Melbourne's Atira student tower wins Council on Tall Buildings and Urban Habitat award for construction
The Melbourne tower built as student accommodation is one of the tallest prefabricated residential towers in the world. Photo: Dianna Snape

Melbourne's Atira student tower wins Council on Tall Buildings and Urban Habitat award for construction

Forced by the premium cost of Melbourne’s CBD land to go very tall on a tight site, a new student accommodation building has won a major award in an annual international tall building competition.

The same conditions that now beset available sites in so many global capitals mothered such an impressive range of technological and building innovations that the $100 million, 44-storey Atira on La Trobe Street was named winner of the construction category in the Council on Tall Buildings and Urban Habitat 2019 awards, announced at the association’s yearly conference in China in early April.

Thom Gilbert, principal and project architect for Atira with the long-established east-coast firm of Hayball, tells that with huge drive and inventive input from the contract builder Hickory and Hickory Building Systems, the 150-metre-high tower with a façade articulated to resemble snake skin, is now “one of the tallest prefabricated residential towers in the world”.

To make the building that houses 792 student rooms and that progressively steps back from the pavement as it rises, the facades and bathrooms were fabricated off-site “and assembled at night with silent cranes”.

“It was sewn together like a giant Lego set”, Gilbert says.

The glass panels on the building were installed. Photo: Dianna Snape The glass panels with aluminium hoods were designed to show the residential nature of the building. Photo: Dianna Snape

It was also built in a relatively scant 24 months. “Because of the prefabrication it was built 25 per cent faster and to a much higher standard than most tall structures.”

The night-time construction program using the quiet cranes was dictated by the need not to disturb the sleeping city, and just as crucially, so as not to disrupt the trams that run down busy La Trobe Street.

What Gilbert calls “a super-tall, super-slender building” is, nonetheless, “incredibly strong”.

The intriguingly cellular façade of thermal glass panels surrounded by hoods of aluminium was all about “making a fine-grained façade to express the residential occupancy and to avoid making it a monolithic office tower”.
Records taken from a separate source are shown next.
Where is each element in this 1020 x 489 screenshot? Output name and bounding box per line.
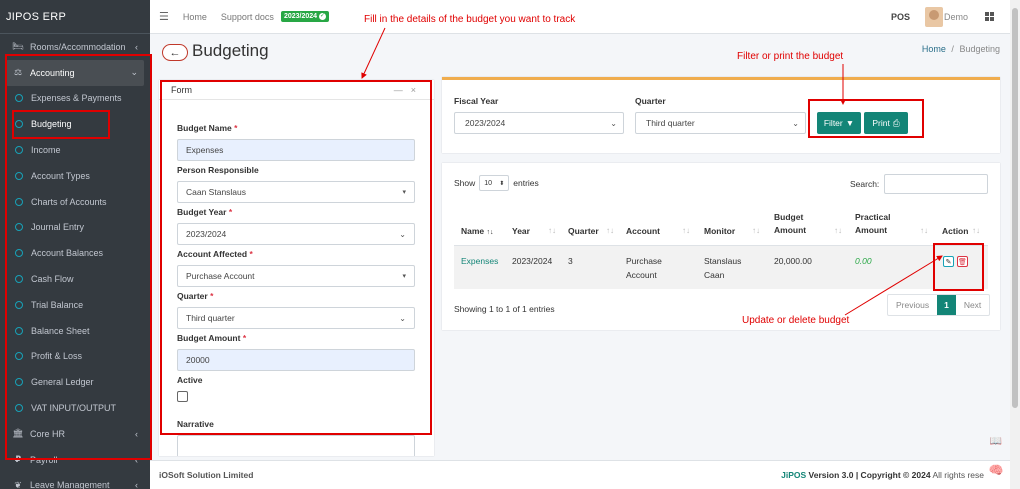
col-practical-amount[interactable]: Practical Amount [855,211,890,237]
chevron-left-icon: ‹ [135,41,138,52]
sort-icon: ↑↓ [682,226,690,235]
chevron-left-icon: ‹ [135,480,138,489]
col-budget-amount[interactable]: Budget Amount [774,211,806,237]
fiscal-year-badge[interactable]: 2023/2024 ✓ [280,11,330,22]
cell-monitor: Stanslaus Caan [704,256,742,280]
sort-asc-icon: ↑↓ [486,229,494,236]
sort-icon: ↑↓ [920,226,928,235]
arrow-form [361,27,386,79]
col-name[interactable]: Name ↑↓ [461,225,494,239]
footer-company: iOSoft Solution Limited [159,470,254,480]
check-circle-icon: ✓ [319,13,327,20]
brain-icon[interactable]: 🧠 [987,461,1005,479]
user-name[interactable]: Demo [944,12,968,22]
back-button[interactable]: ← [162,44,188,61]
avatar[interactable] [925,6,943,27]
page-1-button[interactable]: 1 [937,295,956,315]
page-title: Budgeting [192,41,269,60]
fiscal-year-select[interactable]: 2023/2024 ⌄ [454,112,624,134]
bed-icon: 🛏 [12,41,24,52]
length-select[interactable]: 10 ⬍ [479,175,510,191]
scrollbar[interactable] [1010,0,1020,489]
sort-icon: ↑↓ [752,226,760,235]
col-action[interactable]: Action [942,225,968,238]
chevron-down-icon: ⌄ [792,118,799,128]
col-account[interactable]: Account [626,225,660,238]
nav-home-link[interactable]: Home [183,12,207,22]
sidebar-item-label: Rooms/Accommodation [30,41,126,52]
sort-icon: ↑↓ [972,226,980,235]
annotation-action-note: Update or delete budget [742,315,850,326]
cell-year: 2023/2024 [512,256,553,266]
footer: iOSoft Solution Limited JiPOS Version 3.… [150,460,1020,489]
cell-name[interactable]: Expenses [461,254,498,268]
search-input[interactable] [884,174,988,194]
cell-account: Purchase Account [626,256,662,280]
narrative-textarea[interactable] [177,435,415,456]
prev-page-button[interactable]: Previous [888,295,937,315]
sidebar-item-leave[interactable]: ❦ Leave Management ‹ [0,473,150,489]
annotation-budgeting-box [12,110,110,139]
hamburger-icon[interactable]: ☰ [159,10,169,23]
sort-icon: ↑↓ [548,226,556,235]
arrow-left-icon: ← [169,46,181,59]
annotation-filter-note: Filter or print the budget [737,51,844,62]
sort-icon: ↑↓ [606,226,614,235]
pos-link[interactable]: POS [891,12,910,22]
cell-quarter: 3 [568,256,573,266]
breadcrumb-home[interactable]: Home [922,44,946,54]
budget-table-card: Show 10 ⬍ entries Search: Name ↑↓ Year ↑↓… [442,163,1000,330]
book-icon[interactable]: 📖 [987,432,1005,450]
leaf-icon: ❦ [14,479,22,489]
nav-support-link[interactable]: Support docs [221,12,274,22]
annotation-form-box [160,80,432,435]
next-page-button[interactable]: Next [956,295,989,315]
annotation-filter-box [808,99,924,138]
annotation-form-note: Fill in the details of the budget you wa… [364,14,576,25]
badge-label: 2023/2024 [283,13,318,20]
breadcrumb-separator: / [951,44,954,54]
quarter-filter-select[interactable]: Third quarter ⌄ [635,112,806,134]
table-info: Showing 1 to 1 of 1 entries [454,304,555,314]
annotation-action-box [933,243,984,291]
cell-practical: 0.00 [855,256,872,266]
col-year[interactable]: Year [512,225,530,238]
cell-budget: 20,000.00 [774,256,812,266]
col-monitor[interactable]: Monitor [704,225,735,238]
apps-grid-icon[interactable] [985,12,994,21]
updown-icon: ⬍ [499,180,505,187]
chevron-down-icon: ⌄ [610,118,617,128]
sort-icon: ↑↓ [834,226,842,235]
scrollbar-thumb[interactable] [1012,8,1018,408]
breadcrumb-current: Budgeting [959,44,1000,54]
search-label: Search: [850,179,880,189]
topbar: ☰ Home Support docs 2023/2024 ✓ POS Demo [150,0,1020,34]
sidebar-item-label: Leave Management [30,480,110,489]
entries-length: Show 10 ⬍ entries [454,175,539,191]
footer-copyright: JiPOS Version 3.0 | Copyright © 2024 All… [781,470,984,480]
col-quarter[interactable]: Quarter [568,225,599,238]
pagination: Previous 1 Next [887,294,991,316]
quarter-filter-label: Quarter [635,96,666,106]
breadcrumb: Home / Budgeting [922,44,1000,54]
brand-logo[interactable]: JIPOS ERP [0,0,150,34]
fiscal-year-label: Fiscal Year [454,96,499,106]
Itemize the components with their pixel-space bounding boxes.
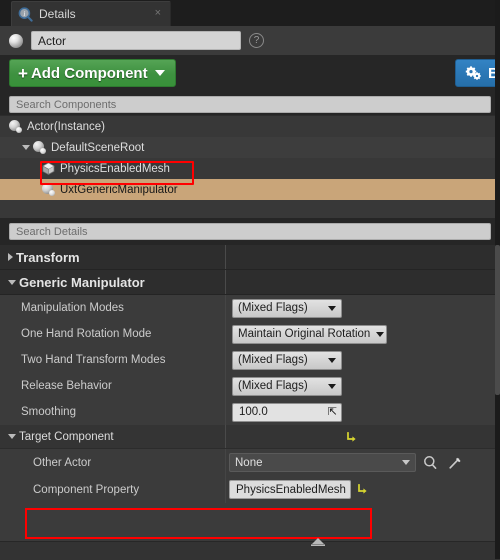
column-divider	[225, 245, 226, 269]
chevron-down-icon[interactable]	[8, 434, 16, 439]
tab-strip: i Details ×	[0, 0, 500, 26]
property-label: Smoothing	[21, 406, 76, 418]
tab-label: Details	[39, 7, 76, 21]
property-label: Manipulation Modes	[21, 302, 124, 314]
tree-item-label: PhysicsEnabledMesh	[60, 162, 170, 175]
close-icon[interactable]: ×	[152, 7, 164, 21]
property-row-release-behavior: Release Behavior (Mixed Flags)	[0, 373, 500, 399]
tree-row-physics-enabled-mesh[interactable]: PhysicsEnabledMesh	[0, 158, 500, 179]
property-label: Two Hand Transform Modes	[21, 354, 166, 366]
add-component-button[interactable]: + Add Component	[9, 59, 176, 87]
tab-details[interactable]: i Details ×	[11, 1, 171, 26]
text-value: PhysicsEnabledMesh	[236, 483, 346, 496]
chevron-down-icon	[328, 357, 336, 363]
two-hand-transform-modes-dropdown[interactable]: (Mixed Flags)	[232, 350, 342, 370]
search-components-input[interactable]: Search Components	[9, 96, 491, 113]
tree-row-default-scene-root[interactable]: DefaultSceneRoot	[0, 137, 500, 158]
chevron-down-icon	[376, 331, 385, 337]
column-divider	[225, 425, 226, 448]
blueprint-script-button[interactable]: Blu	[455, 59, 500, 87]
chevron-down-icon	[328, 383, 336, 389]
tree-item-label: UxtGenericManipulator	[60, 183, 178, 196]
manipulation-modes-dropdown[interactable]: (Mixed Flags)	[232, 298, 342, 318]
column-divider	[225, 476, 226, 503]
column-divider	[225, 347, 226, 373]
category-target-component[interactable]: Target Component	[0, 425, 500, 449]
details-property-list: Transform Generic Manipulator Manipulati…	[0, 245, 500, 541]
property-label: Release Behavior	[21, 380, 112, 392]
property-row-other-actor: Other Actor None	[0, 449, 500, 476]
static-mesh-icon	[42, 162, 55, 175]
chevron-down-icon	[154, 70, 165, 76]
other-actor-object-picker[interactable]: None	[229, 453, 416, 472]
reset-to-default-icon[interactable]	[357, 483, 369, 495]
object-value: None	[235, 456, 263, 469]
eyedropper-picker-icon[interactable]	[448, 455, 463, 470]
actor-name-row: Actor ?	[0, 26, 500, 55]
details-scrollbar-thumb[interactable]	[495, 245, 500, 395]
plus-icon: +	[18, 63, 28, 83]
column-divider	[225, 321, 226, 347]
dropdown-value: (Mixed Flags)	[238, 354, 308, 366]
details-info-magnifier-icon: i	[18, 6, 33, 22]
add-component-label: Add Component	[30, 64, 148, 82]
collapse-up-handle-icon[interactable]	[307, 536, 329, 546]
chevron-down-icon	[402, 460, 410, 465]
sphere-icon	[42, 183, 55, 196]
browse-magnifier-icon[interactable]	[423, 455, 438, 470]
column-divider	[225, 399, 226, 425]
reset-to-default-icon[interactable]	[346, 431, 358, 443]
details-panel-window: i Details × Actor ? + Add Component B Se…	[0, 0, 500, 560]
component-property-text-input[interactable]: PhysicsEnabledMesh	[229, 480, 351, 499]
property-label: Component Property	[33, 483, 140, 496]
chevron-down-icon	[328, 305, 336, 311]
category-title: Generic Manipulator	[19, 274, 145, 290]
svg-text:i: i	[23, 10, 25, 18]
category-transform[interactable]: Transform	[0, 245, 500, 270]
property-row-component-property: Component Property PhysicsEnabledMesh	[0, 476, 500, 503]
tree-item-label: Actor(Instance)	[27, 120, 105, 133]
chevron-down-icon[interactable]	[8, 279, 16, 285]
tree-item-label: DefaultSceneRoot	[51, 141, 145, 154]
property-row-one-hand-rotation-mode: One Hand Rotation Mode Maintain Original…	[0, 321, 500, 347]
property-label: Other Actor	[33, 456, 92, 469]
category-generic-manipulator[interactable]: Generic Manipulator	[0, 270, 500, 295]
sphere-icon	[9, 120, 22, 133]
component-toolbar: + Add Component B	[0, 55, 500, 94]
column-divider	[225, 373, 226, 399]
property-row-two-hand-transform-modes: Two Hand Transform Modes (Mixed Flags)	[0, 347, 500, 373]
tree-row-actor-instance[interactable]: Actor(Instance)	[0, 116, 500, 137]
dropdown-value: Maintain Original Rotation	[238, 328, 371, 340]
drag-spinner-icon[interactable]: ⇱	[328, 406, 337, 418]
search-details-input[interactable]: Search Details	[9, 223, 491, 240]
property-label: One Hand Rotation Mode	[21, 328, 152, 340]
category-title: Target Component	[19, 430, 114, 443]
dropdown-value: (Mixed Flags)	[238, 380, 308, 392]
tree-row-uxt-generic-manipulator[interactable]: UxtGenericManipulator	[0, 179, 500, 200]
column-divider	[225, 270, 226, 294]
actor-name-field[interactable]: Actor	[31, 31, 241, 50]
one-hand-rotation-mode-dropdown[interactable]: Maintain Original Rotation	[232, 324, 387, 344]
gears-icon	[465, 65, 482, 81]
component-tree: Actor(Instance) DefaultSceneRoot Physics…	[0, 115, 500, 219]
column-divider	[225, 295, 226, 321]
column-divider	[225, 449, 226, 476]
panel-footer	[0, 541, 500, 560]
category-title: Transform	[16, 249, 80, 265]
sphere-icon	[33, 141, 46, 154]
property-row-smoothing: Smoothing 100.0 ⇱	[0, 399, 500, 425]
number-value: 100.0	[239, 406, 268, 418]
details-search-row: Search Details	[0, 218, 500, 245]
release-behavior-dropdown[interactable]: (Mixed Flags)	[232, 376, 342, 396]
actor-sphere-icon	[9, 33, 23, 48]
property-row-manipulation-modes: Manipulation Modes (Mixed Flags)	[0, 295, 500, 321]
help-icon[interactable]: ?	[249, 33, 264, 48]
smoothing-number-input[interactable]: 100.0 ⇱	[232, 402, 342, 422]
chevron-down-icon[interactable]	[22, 145, 30, 150]
dropdown-value: (Mixed Flags)	[238, 302, 308, 314]
chevron-right-icon[interactable]	[8, 253, 13, 261]
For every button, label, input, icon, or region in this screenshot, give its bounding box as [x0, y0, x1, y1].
The building, with almost 800 student rooms, was built in two years. Photo: Dianne Snape The building, with almost 800 student rooms, was built in two years. Photo: Dianne Snape

Gilbert insists great credit for the realisation of this original and creatively demanding winner also goes to the Melbourne City Council that was very enthusiastic for a project that established so many new paradigms and that represents, according to Gilbert, “a cross-fertilization of educational and residential structures.

“They’re a very open-minded council and that’s why the Melbourne construction industry is a world leader.

“This award reinforces that we push a lot of boundaries, and is also a tribute to a construction industry that can respond to different program demands when needed. This would have been a lot harder to achieve in Sydney”.

That said, amongst the 20 category winners in the 17th CTBUH awards, the expansive Central Park Sydney that over the past five years has replaced the Carlton United brewery site in Chippendale with a suite of differentiated residential, hotel structure and public open space, was the other Australian winner.

The $2 billion Frasers Property and Sekisui House Australia project that showcases the work of name international and Australian architects (Foster+Partners, Jean Nouvel and Tzannes Associates) was the winner in the Urban Habitat Master Planning section. The jury admired how, in creating an urban village, it has “injected new life into a former brewery site”.

Image of Patrick Blanc’s vertical gardens at One Central Park. Pic by Murray Fredericks. For story by Damon Cronshaw on a recycled new water system for new Hunter developments. Central Park in Sydney won the urban habitat master planning award. Photo: Murray Fredericks

One other Sydney project, the Emblem Tower, a 22-storey residential tower in Waterloo by BVN, was acknowledged with an award for excellence in the Best Tall Building (100 metres and under) category.

A mere excellence award might seem underwhelming but in the line-up of the most amazing, iconic and, in some cases, apparently liquid new structure that have popped up across the world of late, it’s a citation well-worthy of the pool room.

San Francisco’s newest, tallest building, the 326-metre Salesforce Tower that has replaced former transit infrastructure on Mission Street, was named the overall winner in the competition. Officially, for 2019, it was acknowledged as Best Tall Building Worldwide.